By Robert Kennedy – Collegiate Staff
Students in attendance at the “Pretty Ugly” lecture Feb. 11, witnessed Scott Shall preaching the importance of not being afraid to fail over an over in order to succeed.
The chairman of Lawrence Technological University’s (LTU) architecture department, Shall, delivered lecture at Grand Rapids Community College in the Wisner-Botrall Applied Technology Center to students, staff and the public.
With at least 30 students and faculty in attendance, the lecture was hosted by David Dye, a GRCC professor of mechanical and architectural design. The lecture focused on learning from architecture’s ugly while also learning to appreciate its value.
Shall is founding director of the nonprofit International Design Clinic, which performs design work with communities in need around the world.
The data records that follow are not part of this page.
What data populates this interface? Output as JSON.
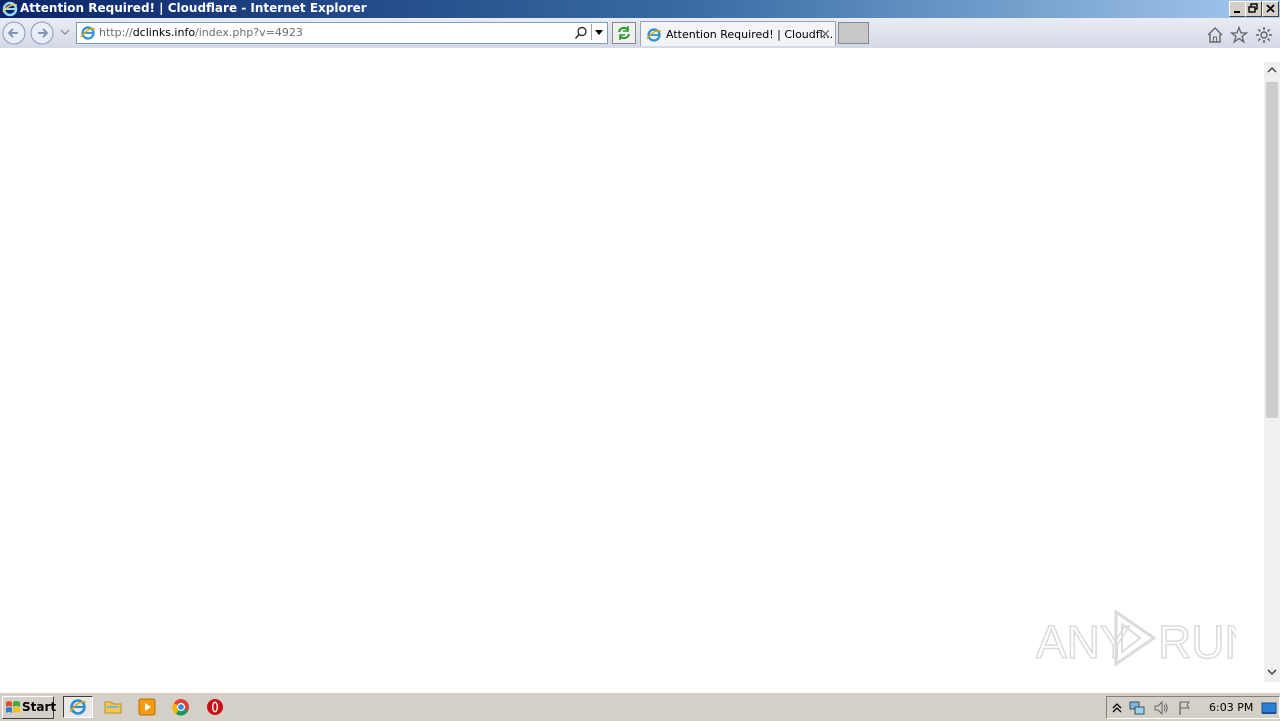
{
  "window": {
    "title": "Attention Required! | Cloudflare - Internet Explorer"
  },
  "address_bar": {
    "url_prefix": "http://",
    "url_host": "dclinks.info",
    "url_path": "/index.php?v=4923"
  },
  "tabs": [
    {
      "label": "Attention Required! | Cloudfl...",
      "close": "×"
    }
  ],
  "taskbar": {
    "start_label": "Start",
    "clock": "6:03 PM",
    "pinned": [
      "internet-explorer",
      "file-explorer",
      "media-player",
      "chrome",
      "opera"
    ]
  },
  "watermark": {
    "text": "ANY RUN"
  },
  "colors": {
    "titlebar_start": "#0a246a",
    "titlebar_end": "#a6caf0",
    "taskbar": "#d4d0c8"
  }
}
Since it was founded in 2006, the IDC has completed more than a dozen projects on four continents, including: an urban tent for the homeless made of reclaimed water bottles, a school system based upon the vending architectures of Bolivia that is tailored to meet the needs of the street children of La Paz, and a $2 water filtration system.
Shall jokingly told the crowd that he has had students go on to work for famous people such as Eminem, and he himself has worked for Dolly Parton.
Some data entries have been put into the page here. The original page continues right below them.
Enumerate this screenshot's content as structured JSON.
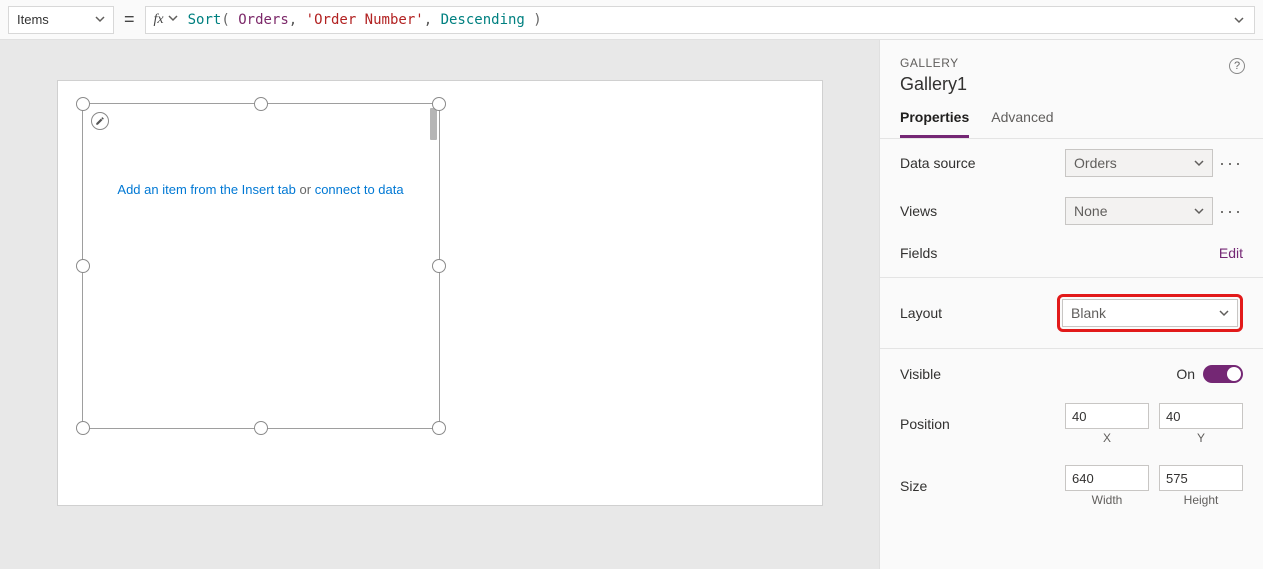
{
  "formula": {
    "property": "Items",
    "equals": "=",
    "fx_label": "fx",
    "tokens": {
      "func": "Sort",
      "open": "(",
      "arg1": "Orders",
      "comma1": ",",
      "arg2": "'Order Number'",
      "comma2": ",",
      "arg3": "Descending",
      "close": ")"
    }
  },
  "canvas": {
    "placeholder_link1": "Add an item from the Insert tab",
    "placeholder_or": " or ",
    "placeholder_link2": "connect to data"
  },
  "panel": {
    "kind": "GALLERY",
    "name": "Gallery1",
    "tabs": {
      "properties": "Properties",
      "advanced": "Advanced"
    },
    "dataSource": {
      "label": "Data source",
      "value": "Orders"
    },
    "views": {
      "label": "Views",
      "value": "None"
    },
    "fields": {
      "label": "Fields",
      "edit": "Edit"
    },
    "layout": {
      "label": "Layout",
      "value": "Blank"
    },
    "visible": {
      "label": "Visible",
      "state": "On"
    },
    "position": {
      "label": "Position",
      "x": "40",
      "y": "40",
      "xLabel": "X",
      "yLabel": "Y"
    },
    "size": {
      "label": "Size",
      "w": "640",
      "h": "575",
      "wLabel": "Width",
      "hLabel": "Height"
    }
  }
}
The lecture began with Shall showing architectural slides on the overhead projector and explaining his teaching philosophy. “The most prudent goal of the learner is not to succeed timidly but to fail heroically,” and “our call as educators is to promote an atmosphere where students can fail heroically.”
Shall explained that he hopes to “provide a framework for learning that encourages the thoughtful production of the nonsensical, unanticipated, and at times the ugly.”
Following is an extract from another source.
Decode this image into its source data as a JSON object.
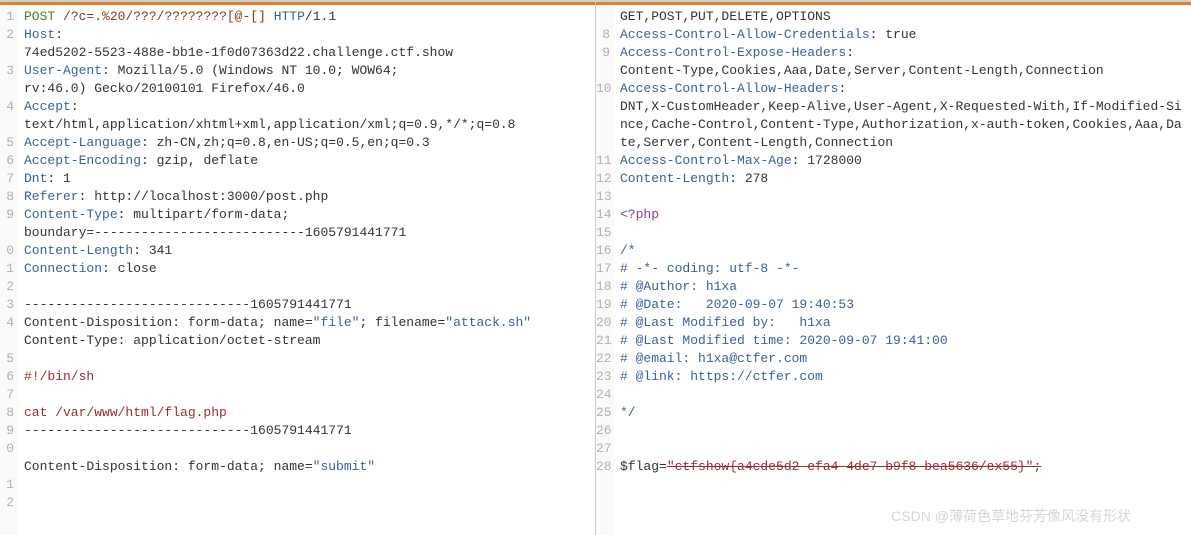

LTU’s architecture program uses labs as a “place where a student can take a huge risk, fail miserably and get an A. A place where students can get messy,” Shall said. Each four-credit studio now requires two lab credits.
“I want the students to feel like they have the freedom to babble,” Shall said. “The freedom to produce 11 things that were nonsense for that one thing that actually matters.”
The lecture segued into Dye announcing that GRCC’s pre architecture associates degree now transfers to LTU as part of their masters of architecture program. This is a plan that they have been working on since 2010.